Qui a lu Balzac (1799-1850) connaît la place, le génie, la justesse de ses descriptions. « Penser, c'est voir », affirmait Louis Lambert, le héros surdoué du roman éponyme de Balzac. Et l'alter ego de l'écrivain, le narrateur de Facino Cane dit : « Chez moi, l'observation était déjà devenue intuitive ; elle pénétrait l'âme sans négliger le corps ; ou plutôt elle saisissait si bien les détails extérieurs qu'elle allait sur le champ au-delà ». Baudelaire avait également remarqué, de Balzac, ce « goût prodigieux pour le détail ». Une spécialiste de Balzac et critique de cinéma (Anne-Marie Baron), dans un livre assez récent (« Balzac cinéaste » aux Éditions Klincksieck - 2005) a même montré comment les techniques narratives de l'écrivain préfigurent le montage et l'écriture cinématographiques. En plus Balzac, l'ancien journaliste, était un promeneur parisien infatigable et curieux. La proximité avec Daumier s'impose. Toujours Baudelaire : « la véritable gloire et la vraie mission de Gavarni et de Daumier ont été de compléter Balzac, qui d'ailleurs le savait bien, et les estimait comme des auxiliaires et des commentateurs ». C'est dit... ! Comme Balzac, Daumier (1808-1879) arpenta beaucoup Paris, mais lui par nécessité : tout jeune il fut garçon de courses d'un huissier, puis commis chez le libraire et éditeur Delaunay. Occasions d'observer la foule composite et pittoresque du Palais-Royal, le petit peuple des rues parisiennes, les embarras multiples de la capitale. Comme Balzac, il travailla dans différents journaux (La Caricature, Le Charivari, L'Association mensuelle), mais bien entendu à titre de dessinateur caricaturiste. Et il est plus que probable que les deux artistes se soient rencontrés dans les salles de presse, chez les éditeurs. En outre, il n'est pas indifférent de savoir que Daumier ambitionnait au départ une... carrière littéraire (il a même écrit une tragédie qui ne rencontra pas le succès), et les courts textes, dialogues qui accompagnent ses dessins témoignent d'un joli sens de la formule. Aussi, qu'il y ait « une parenté spirituelle » entre Balzac et Daumier, comme l'affirme Yves Gagneux, commissaire de cette exposition, cela paraît évident. Encore faut-il préciser qu'elle s'exprime surtout dans ce regard aigu, réaliste et critique porté par les deux hommes sur leurs contemporains.
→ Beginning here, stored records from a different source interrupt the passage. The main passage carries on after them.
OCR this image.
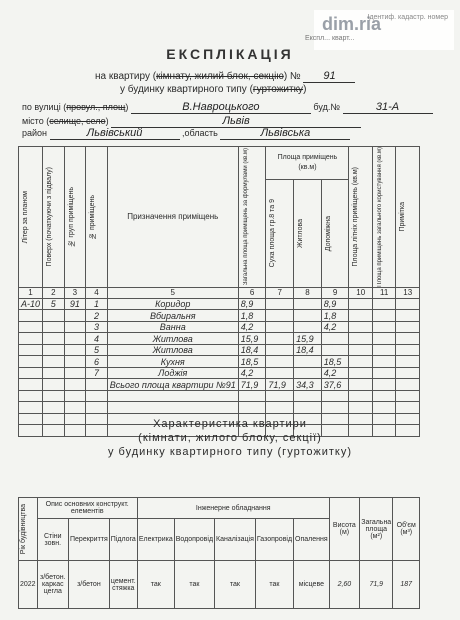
dim.ria
Ідентиф. кадастр. номер
Експл... кварт...
ЕКСПЛІКАЦІЯ
на квартиру (кімнату, жилий блок, секцію) № 91
у будинку квартирного типу (гуртожитку)
по вулиці (провул., площ)	В.Навроцького	буд.№	31-А
місто (селище, село)	Львів
район	Львівський	,область	Львівська
Літер за планом	Поверх (початкуючи з підвалу)	№ груп приміщень	№ приміщень	Призначення приміщень	Загальна площа приміщень за формулами (кв.м)	Площа приміщень (кв.м)			Площа літніх приміщень (кв.м)	Площа приміщень загального користування (кв.м)	Примітка

						Суха площа гр.8 та 9	Житлова	Допоміжна			

1	2	3	4	5	6	7	8	9	10	11	13
А-10	5	91	1	Коридор	8,9			8,9			
			2	Вбиральня	1,8			1,8			
			3	Ванна	4,2			4,2			
			4	Житлова	15,9		15,9				
			5	Житлова	18,4		18,4				
			6	Кухня	18,5			18,5			
			7	Лоджія	4,2			4,2			
				Всього площа квартири №91	71,9	71,9	34,3	37,6			

Характеристика квартири
(кімнати, жилого блоку, секції)
у будинку квартирного типу (гуртожитку)
Рік будівництва	Опис основних конструкт. елементів			Інженерне обладнання					Висота (м)	Загальна площа (м²)	Об'єм (м³)
	Стіни зовн.	Перекриття	Підлога	Електрика	Водопровід	Каналізація	Газопровід	Опалення			
2022	з/бетон. каркас цегла	з/бетон	цемент. стяжка	так	так	так	так	місцеве	2,60	71,9	187
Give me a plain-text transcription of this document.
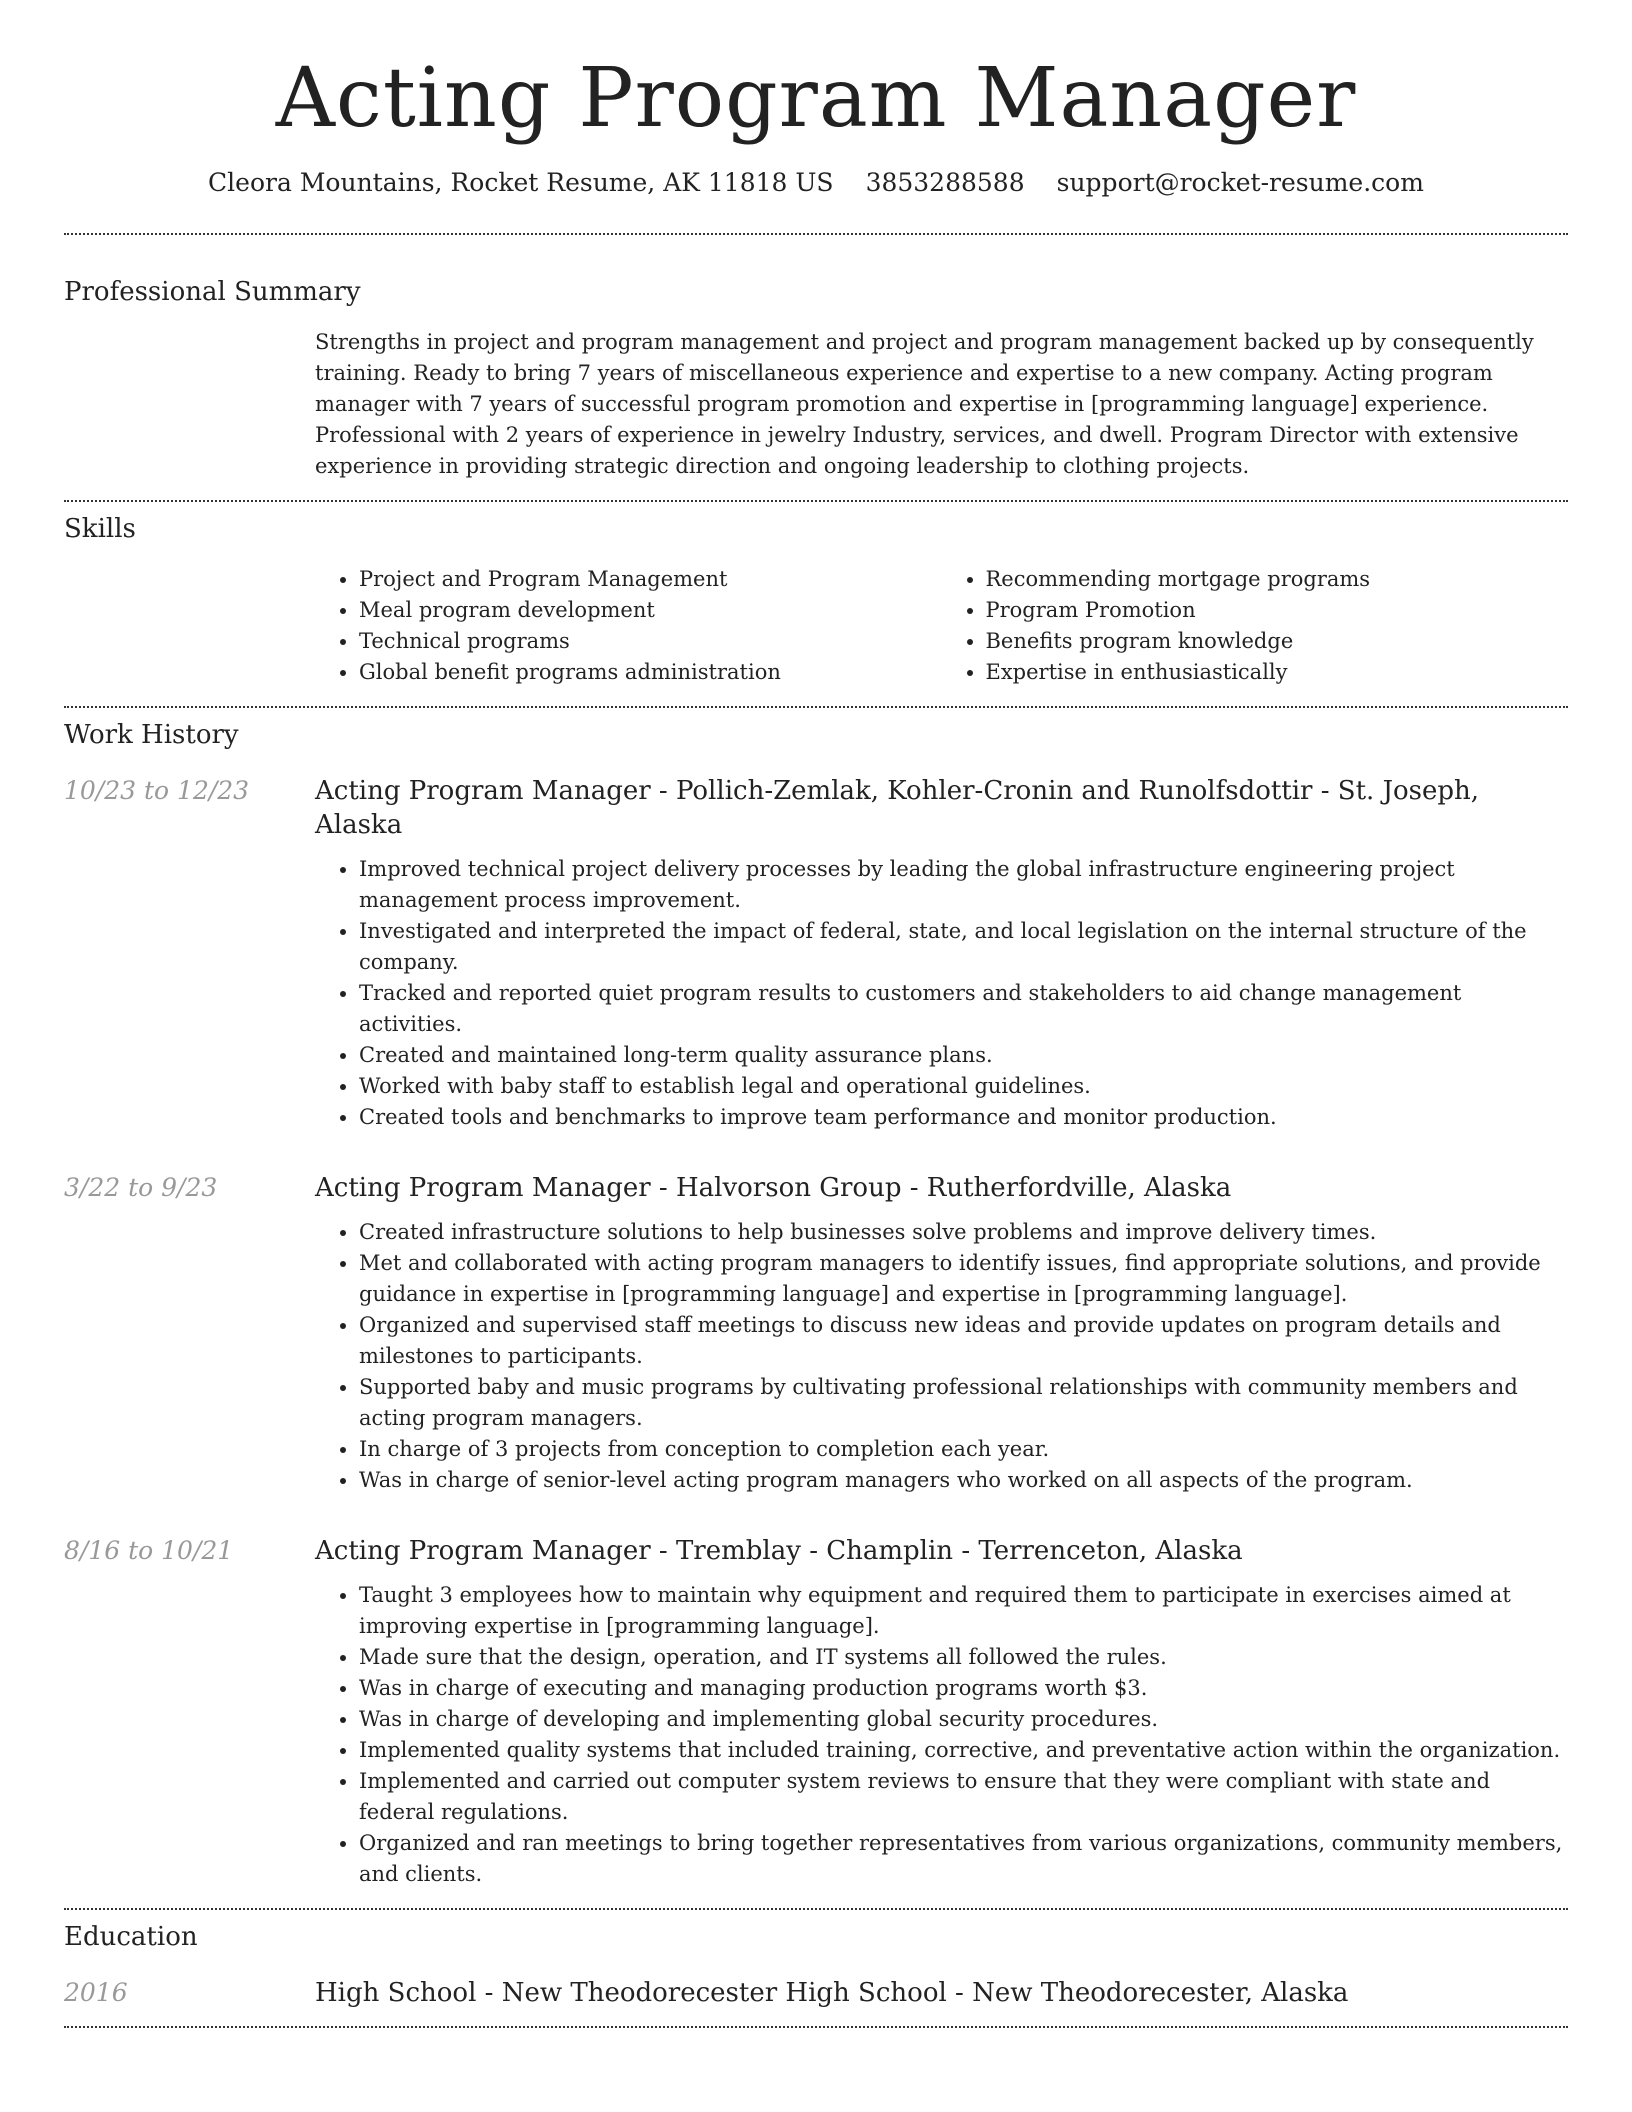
Acting Program Manager
Cleora Mountains, Rocket Resume, AK 11818 US 3853288588 support@rocket-resume.com
Professional Summary

Strengths in project and program management and project and program management backed up by consequently training. Ready to bring 7 years of miscellaneous experience and expertise to a new company. Acting program manager with 7 years of successful program promotion and expertise in [programming language] experience. Professional with 2 years of experience in jewelry Industry, services, and dwell. Program Director with extensive experience in providing strategic direction and ongoing leadership to clothing projects.

Skills
• Project and Program Management
• Meal program development
• Technical programs
• Global benefit programs administration
• Recommending mortgage programs
• Program Promotion
• Benefits program knowledge
• Expertise in enthusiastically
Work History
10/23 to 12/23	Acting Program Manager - Pollich-Zemlak, Kohler-Cronin and Runolfsdottir - St. Joseph, Alaska
• Improved technical project delivery processes by leading the global infrastructure engineering project management process improvement.
• Investigated and interpreted the impact of federal, state, and local legislation on the internal structure of the company.
• Tracked and reported quiet program results to customers and stakeholders to aid change management activities.
• Created and maintained long-term quality assurance plans.
• Worked with baby staff to establish legal and operational guidelines.
• Created tools and benchmarks to improve team performance and monitor production.
3/22 to 9/23	Acting Program Manager - Halvorson Group - Rutherfordville, Alaska
• Created infrastructure solutions to help businesses solve problems and improve delivery times.
• Met and collaborated with acting program managers to identify issues, find appropriate solutions, and provide guidance in expertise in [programming language] and expertise in [programming language].
• Organized and supervised staff meetings to discuss new ideas and provide updates on program details and milestones to participants.
• Supported baby and music programs by cultivating professional relationships with community members and acting program managers.
• In charge of 3 projects from conception to completion each year.
• Was in charge of senior-level acting program managers who worked on all aspects of the program.
8/16 to 10/21	Acting Program Manager - Tremblay - Champlin - Terrenceton, Alaska
• Taught 3 employees how to maintain why equipment and required them to participate in exercises aimed at improving expertise in [programming language].
• Made sure that the design, operation, and IT systems all followed the rules.
• Was in charge of executing and managing production programs worth $3.
• Was in charge of developing and implementing global security procedures.
• Implemented quality systems that included training, corrective, and preventative action within the organization.
• Implemented and carried out computer system reviews to ensure that they were compliant with state and federal regulations.
• Organized and ran meetings to bring together representatives from various organizations, community members, and clients.
Education
2016	High School - New Theodorecester High School - New Theodorecester, Alaska
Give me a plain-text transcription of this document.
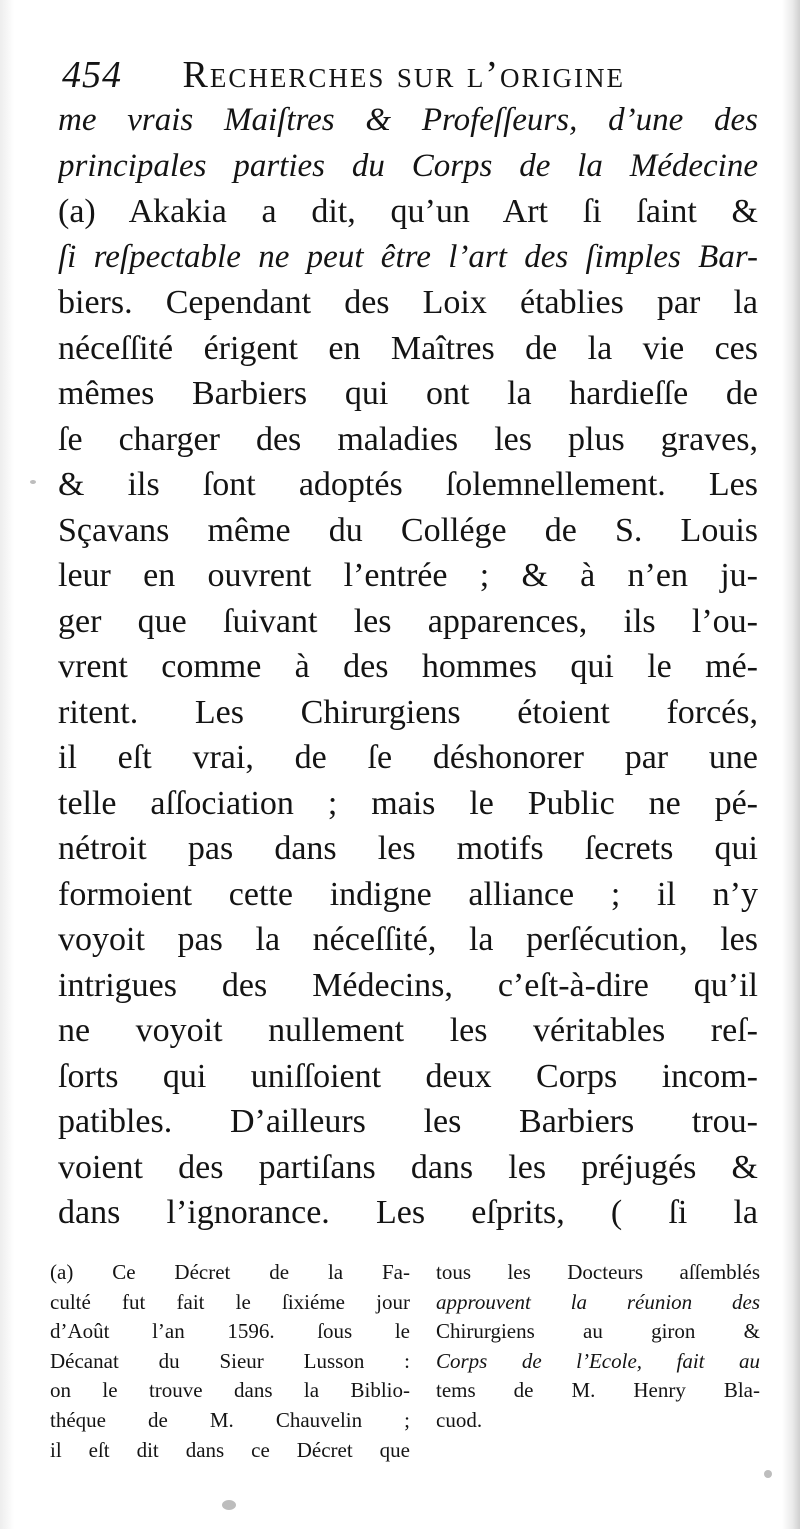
454 Recherches sur l’origine
me vrais Maiſtres & Profeſſeurs, d’une des
principales parties du Corps de la Médecine
(a) Akakia a dit, qu’un Art ſi ſaint &
ſi reſpectable ne peut être l’art des ſimples Bar-
biers. Cependant des Loix établies par la
néceſſité érigent en Maîtres de la vie ces
mêmes Barbiers qui ont la hardieſſe de
ſe charger des maladies les plus graves,
& ils ſont adoptés ſolemnellement. Les
Sçavans même du Collége de S. Louis
leur en ouvrent l’entrée ; & à n’en ju-
ger que ſuivant les apparences, ils l’ou-
vrent comme à des hommes qui le mé-
ritent. Les Chirurgiens étoient forcés,
il eſt vrai, de ſe déshonorer par une
telle aſſociation ; mais le Public ne pé-
nétroit pas dans les motifs ſecrets qui
formoient cette indigne alliance ; il n’y
voyoit pas la néceſſité, la perſécution, les
intrigues des Médecins, c’eſt-à-dire qu’il
ne voyoit nullement les véritables reſ-
ſorts qui uniſſoient deux Corps incom-
patibles. D’ailleurs les Barbiers trou-
voient des partiſans dans les préjugés &
dans l’ignorance. Les eſprits, ( ſi la
(a) Ce Décret de la Fa-
culté fut fait le ſixiéme jour
d’Août l’an 1596. ſous le
Décanat du Sieur Lusson :
on le trouve dans la Biblio-
théque de M. Chauvelin ;
il eſt dit dans ce Décret que
tous les Docteurs aſſemblés
approuvent la réunion des
Chirurgiens au giron &
Corps de l’Ecole, fait au
tems de M. Henry Bla-
cuod.
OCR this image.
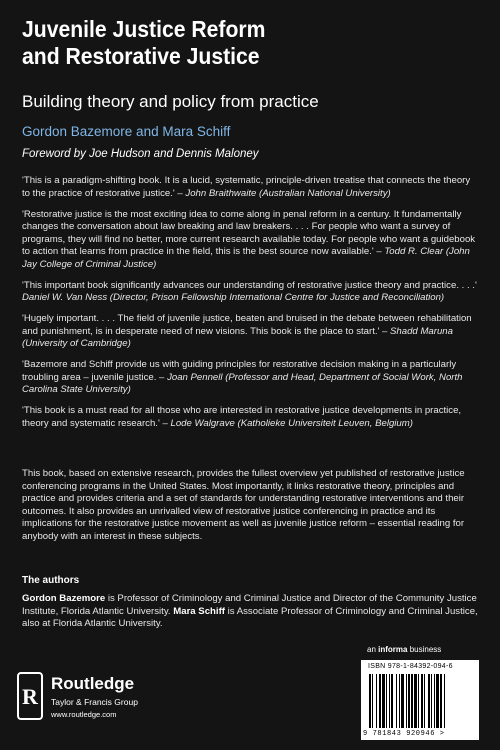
Juvenile Justice Reform
and Restorative Justice
Building theory and policy from practice
Gordon Bazemore and Mara Schiff
Foreword by Joe Hudson and Dennis Maloney

'This is a paradigm-shifting book. It is a lucid, systematic, principle-driven treatise that connects the theory to the practice of restorative justice.' – John Braithwaite (Australian National University)

'Restorative justice is the most exciting idea to come along in penal reform in a century. It fundamentally changes the conversation about law breaking and law breakers. . . . For people who want a survey of programs, they will find no better, more current research available today. For people who want a guidebook to action that learns from practice in the field, this is the best source now available.' – Todd R. Clear (John Jay College of Criminal Justice)

'This important book significantly advances our understanding of restorative justice theory and practice. . . .' Daniel W. Van Ness (Director, Prison Fellowship International Centre for Justice and Reconciliation)

'Hugely important. . . . The field of juvenile justice, beaten and bruised in the debate between rehabilitation and punishment, is in desperate need of new visions. This book is the place to start.' – Shadd Maruna (University of Cambridge)

'Bazemore and Schiff provide us with guiding principles for restorative decision making in a particularly troubling area – juvenile justice. – Joan Pennell (Professor and Head, Department of Social Work, North Carolina State University)

'This book is a must read for all those who are interested in restorative justice developments in practice, theory and systematic research.' – Lode Walgrave (Katholieke Universiteit Leuven, Belgium)

This book, based on extensive research, provides the fullest overview yet published of restorative justice conferencing programs in the United States. Most importantly, it links restorative theory, principles and practice and provides criteria and a set of standards for understanding restorative interventions and their outcomes. It also provides an unrivalled view of restorative justice conferencing in practice and its implications for the restorative justice movement as well as juvenile justice reform – essential reading for anybody with an interest in these subjects.

The authors

Gordon Bazemore is Professor of Criminology and Criminal Justice and Director of the Community Justice Institute, Florida Atlantic University. Mara Schiff is Associate Professor of Criminology and Criminal Justice, also at Florida Atlantic University.

an informa business
R
Routledge
Taylor & Francis Group
www.routledge.com
ISBN 978-1-84392-094-6
9 781843 920946 >
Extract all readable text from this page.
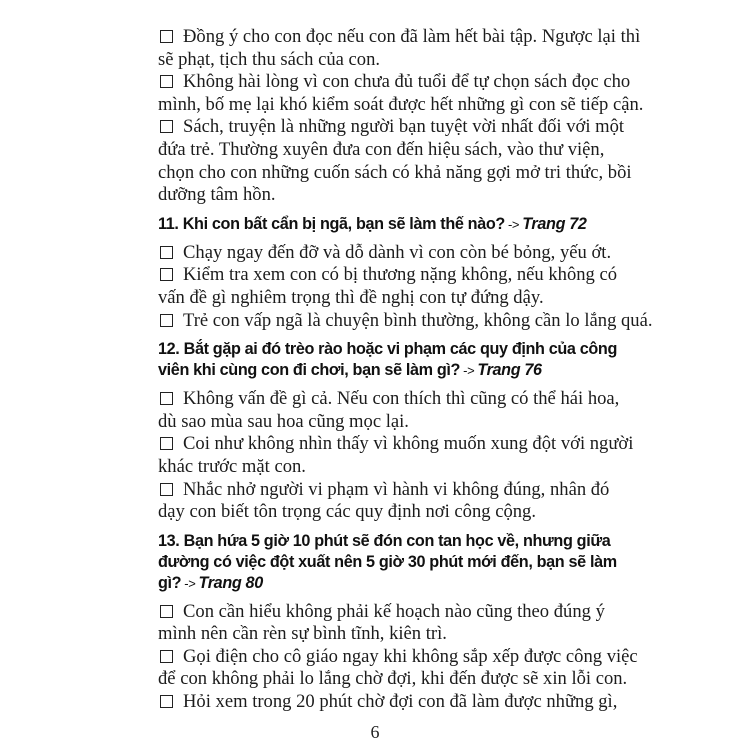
Đồng ý cho con đọc nếu con đã làm hết bài tập. Ngược lại thì
sẽ phạt, tịch thu sách của con.
Không hài lòng vì con chưa đủ tuổi để tự chọn sách đọc cho
mình, bố mẹ lại khó kiểm soát được hết những gì con sẽ tiếp cận.
Sách, truyện là những người bạn tuyệt vời nhất đối với một
đứa trẻ. Thường xuyên đưa con đến hiệu sách, vào thư viện,
chọn cho con những cuốn sách có khả năng gợi mở tri thức, bồi
dưỡng tâm hồn.
11. Khi con bất cẩn bị ngã, bạn sẽ làm thế nào? -> Trang 72
Chạy ngay đến đỡ và dỗ dành vì con còn bé bỏng, yếu ớt.
Kiểm tra xem con có bị thương nặng không, nếu không có
vấn đề gì nghiêm trọng thì đề nghị con tự đứng dậy.
Trẻ con vấp ngã là chuyện bình thường, không cần lo lắng quá.
12. Bắt gặp ai đó trèo rào hoặc vi phạm các quy định của công
viên khi cùng con đi chơi, bạn sẽ làm gì? -> Trang 76
Không vấn đề gì cả. Nếu con thích thì cũng có thể hái hoa,
dù sao mùa sau hoa cũng mọc lại.
Coi như không nhìn thấy vì không muốn xung đột với người
khác trước mặt con.
Nhắc nhở người vi phạm vì hành vi không đúng, nhân đó
dạy con biết tôn trọng các quy định nơi công cộng.
13. Bạn hứa 5 giờ 10 phút sẽ đón con tan học về, nhưng giữa
đường có việc đột xuất nên 5 giờ 30 phút mới đến, bạn sẽ làm
gì? -> Trang 80
Con cần hiểu không phải kế hoạch nào cũng theo đúng ý
mình nên cần rèn sự bình tĩnh, kiên trì.
Gọi điện cho cô giáo ngay khi không sắp xếp được công việc
để con không phải lo lắng chờ đợi, khi đến được sẽ xin lỗi con.
Hỏi xem trong 20 phút chờ đợi con đã làm được những gì,
6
Donc scruter les humains, pour écrire ou pour dessiner. Et, dans les deux cas, saisir dans l'« être-au-monde » du corps des significations profondes (cf. « Phénoménologie de la perception » de Merleau-Ponty). Appréhender, même en deçà des costumes et dans les seules attitudes, l'« éthos » des classes sociales (pensons déjà, dans La Bruyère, au portrait du « riche » et du « pauvre »...). Ainsi l'exposition nous donne en même temps à lire (des passages très visuels de la prose balzacienne) et à voir (des lithographies de Daumier parlantes et légendées). Mais ici il n'y a pas forcément de rapport précis et adéquat entre la citation et l'image choisies. On aurait bien entendu rêvé que ces rencontres se superposent jusqu'à concerner les mêmes scènes. Cela aurait demandé un travail de recherche considérable à partir de deux corpus pléthoriques. Bientôt sans doute l'intelligence artificielle résoudra ce genre de difficultés... L'exposition ajoute un troisième terme à ce croisement fécond entre Balzac et Daumier, et il s'agit des Parisiens, de Paris. Les deux artistes y trouvaient une mine d'observations et de significations. Balzac : « À Paris il y a ans l'air et dans les moindres détails un esprit qui se respire et s'empreint dans les créations littéraires. (...) Ici, vraiment tout est spectacle, comparaison et instruction ». Mais, pour l'exposition, limitée en taille, ce troisième terme (Paris) s'est avéré lourd à gérer, hélas ! Il y a tant : les embarras de Paris, les effets de foule (aubaine pour Louis Léopold Boilly - cf. Verso Hebdo du 17-2-2022), les actes délictueux, les travaux interminables, etc... Et du coup, à la fois pour actualiser et/ou élargir leur propos et pour suggérer une permanence (sans doute mythique) du regard scriptovisuel sur les Parisiens, les organisateurs de l'exposition ont cru bon d'adjoindre huit dessinateurs contemporains de valeur inégale (Gab, Coco, Bélom, Fabrice Erre, etc.). Également cinq courtes vidéos qui affadissent, et même vulgarisent le propos (les Parisiens au bistrot, les chiens à Paris, etc.). C'était inutile, et l'on préfèrera ce choix de peintures qui s'ajoutent à la soixantaine de gravures exposées et viennent compléter l'image commune de Daumier en caricaturiste au regard acéré par celle d'un peintre inspiré, profond, à la matière onctueuse, aux subtiles tonalités et aux effets expressifs de clair-obscur.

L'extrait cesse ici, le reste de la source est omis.